Kerem Baynal Kimdir?

1968 Çatak doğumluyum. İstanbul Teknik Üniversitesi (İTÜ) Metalurji (Metal) Bilimi) bölümü mezunuyum. Uzun yıllar kendi mesleğimi icra ettikten sonra yaklaşık 28 yıldır özel sektörde çalışmaktayım. 8 yıl kendi işim 20 yıl ise özel sektör farklı kulvarlarında yönetici, üst yönetici olarak çalışmalar yürüttüm... Son 8 yıldır Memleketim Van'dayım. Bugün Türkiye genelinde kurumsal çalışan bir gayrimenkul sektörünün Van temsilciliğini sürdürmekteyim.  2015 yılından itibaren devraldığımız Müstakil Sanayici İş Adamları Derneği (MÜSİAD) Van Şube başkanlığını, Bir okulun okul aile birliği başkanlığını ayrıca İpekyolu ve Van Büyükşehir Belediyesinde Belediye Meclis üyesi olarak görev yapmaktayım.  Evli 3 çocuk babasıyım.
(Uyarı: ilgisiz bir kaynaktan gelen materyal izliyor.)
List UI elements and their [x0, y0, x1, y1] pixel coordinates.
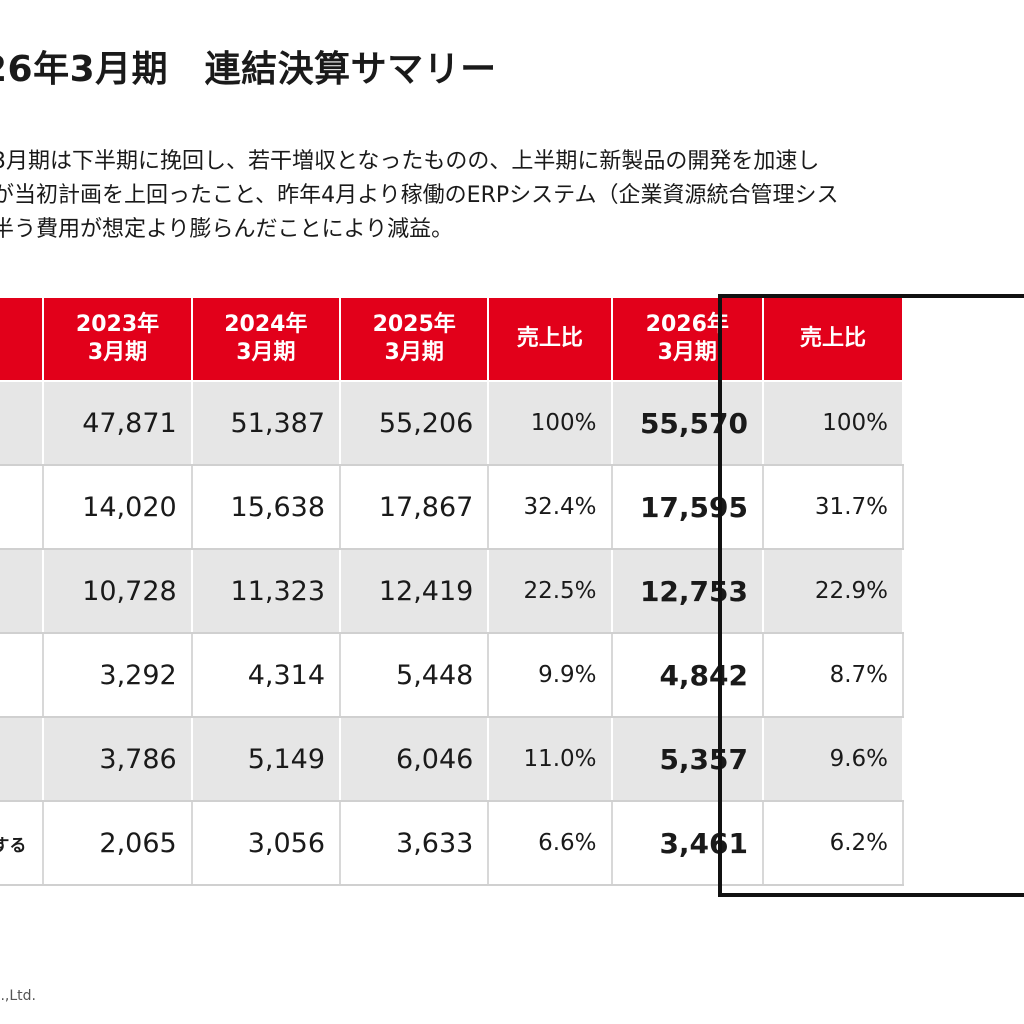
cell-2026: 12,753: [610, 548, 765, 634]
cell-2023: 3,292: [42, 632, 193, 718]
table-row: 3,786 5,149 6,046 11.0% 5,357 9.6%: [0, 716, 904, 802]
header-label-cell: [0, 296, 45, 382]
page-title: 26年3月期 連結決算サマリー: [0, 49, 497, 90]
header-2024: 2024年 3月期: [190, 296, 342, 382]
cell-ratio-2025: 100%: [487, 380, 613, 466]
cell-ratio-2025: 6.6%: [487, 800, 613, 886]
cell-2024: 3,056: [190, 800, 342, 886]
cell-ratio-2026: 31.7%: [762, 464, 904, 550]
cell-2026: 55,570: [610, 380, 765, 466]
row-label: [0, 632, 45, 718]
cell-2023: 2,065: [42, 800, 193, 886]
row-label: 帰属する: [0, 800, 45, 886]
cell-2024: 4,314: [190, 632, 342, 718]
cell-2023: 47,871: [42, 380, 193, 466]
header-2023: 2023年 3月期: [42, 296, 193, 382]
cell-ratio-2026: 22.9%: [762, 548, 904, 634]
cell-2023: 10,728: [42, 548, 193, 634]
cell-2026: 4,842: [610, 632, 765, 718]
cell-ratio-2025: 9.9%: [487, 632, 613, 718]
row-label: [0, 464, 45, 550]
cell-2026: 5,357: [610, 716, 765, 802]
table-row: 10,728 11,323 12,419 22.5% 12,753 22.9%: [0, 548, 904, 634]
cell-2024: 15,638: [190, 464, 342, 550]
cell-ratio-2026: 8.7%: [762, 632, 904, 718]
row-label: [0, 716, 45, 802]
table-header-row: 2023年 3月期 2024年 3月期 2025年 3月期 売上比 2026年 3月期 …: [0, 296, 904, 382]
cell-ratio-2025: 11.0%: [487, 716, 613, 802]
table-row: 47,871 51,387 55,206 100% 55,570 100%: [0, 380, 904, 466]
summary-line-2: が当初計画を上回ったこと、昨年4月より稼働のERPシステム（企業資源統合管理シス: [0, 183, 839, 208]
cell-2026: 3,461: [610, 800, 765, 886]
header-ratio-2026: 売上比: [762, 296, 904, 382]
cell-2024: 51,387: [190, 380, 342, 466]
cell-2025: 5,448: [339, 632, 490, 718]
table-row: 帰属する 2,065 3,056 3,633 6.6% 3,461 6.2%: [0, 800, 904, 886]
cell-2025: 17,867: [339, 464, 490, 550]
header-ratio-2025: 売上比: [487, 296, 613, 382]
cell-ratio-2026: 100%: [762, 380, 904, 466]
cell-2025: 55,206: [339, 380, 490, 466]
cell-2023: 14,020: [42, 464, 193, 550]
table-row: 3,292 4,314 5,448 9.9% 4,842 8.7%: [0, 632, 904, 718]
cell-2025: 12,419: [339, 548, 490, 634]
row-label: [0, 380, 45, 466]
summary-line-3: 半う費用が想定より膨らんだことにより減益。: [0, 217, 454, 242]
header-2026: 2026年 3月期: [610, 296, 765, 382]
financial-summary-table: 2023年 3月期 2024年 3月期 2025年 3月期 売上比 2026年 3月期 …: [0, 296, 904, 886]
summary-line-1: 3月期は下半期に挽回し、若干増収となったものの、上半期に新製品の開発を加速し: [0, 149, 820, 174]
header-2025: 2025年 3月期: [339, 296, 490, 382]
cell-2024: 5,149: [190, 716, 342, 802]
cell-2024: 11,323: [190, 548, 342, 634]
copyright-footer: ..,Ltd.: [0, 988, 36, 1004]
table-row: 14,020 15,638 17,867 32.4% 17,595 31.7%: [0, 464, 904, 550]
cell-ratio-2025: 22.5%: [487, 548, 613, 634]
cell-2025: 3,633: [339, 800, 490, 886]
cell-2023: 3,786: [42, 716, 193, 802]
row-label: [0, 548, 45, 634]
cell-ratio-2026: 6.2%: [762, 800, 904, 886]
cell-ratio-2025: 32.4%: [487, 464, 613, 550]
cell-2025: 6,046: [339, 716, 490, 802]
cell-ratio-2026: 9.6%: [762, 716, 904, 802]
cell-2026: 17,595: [610, 464, 765, 550]
summary-text: 3月期は下半期に挽回し、若干増収となったものの、上半期に新製品の開発を加速し が…: [0, 145, 1024, 247]
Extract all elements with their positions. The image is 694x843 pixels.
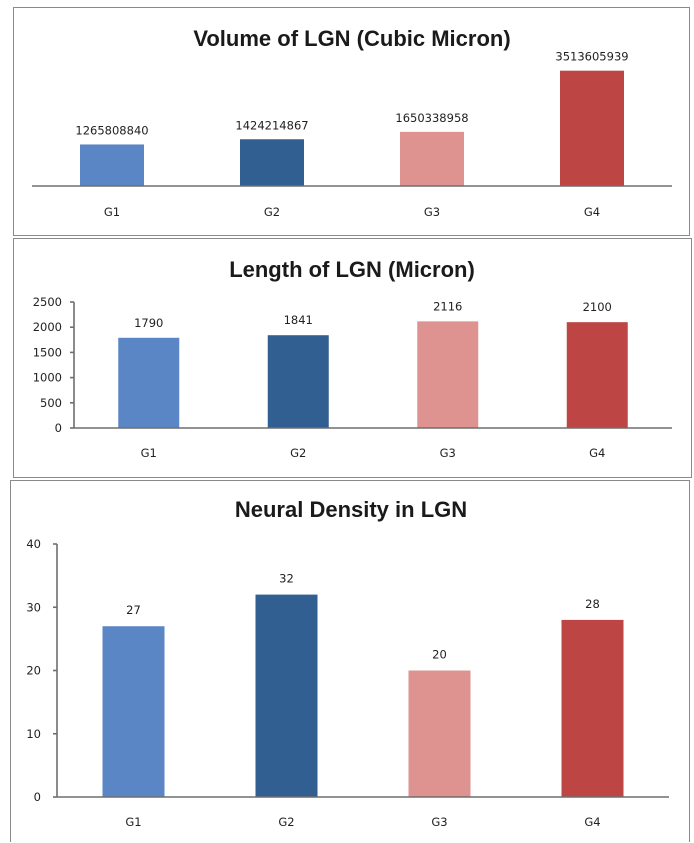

Anadilim Kürtçe ile birlikte Türkçe ve İngilizce olmak üzere 3 dil bilmekteyim. 2013 yılında toplam 16 bölümden oluşan 'Geleceğimiz Gençlerimiz' isimli bir programın hem hazırlayıcısı hem de sunuculuğunu yaptım... Normal bir hayat yaşayan bir insanım. Olduğum gibi görünmeye gayret eden biriyim... Olmayan bir özelliğimi ön plana asla çıkarmadım çıkarmayacağım... Gerek de yoktur.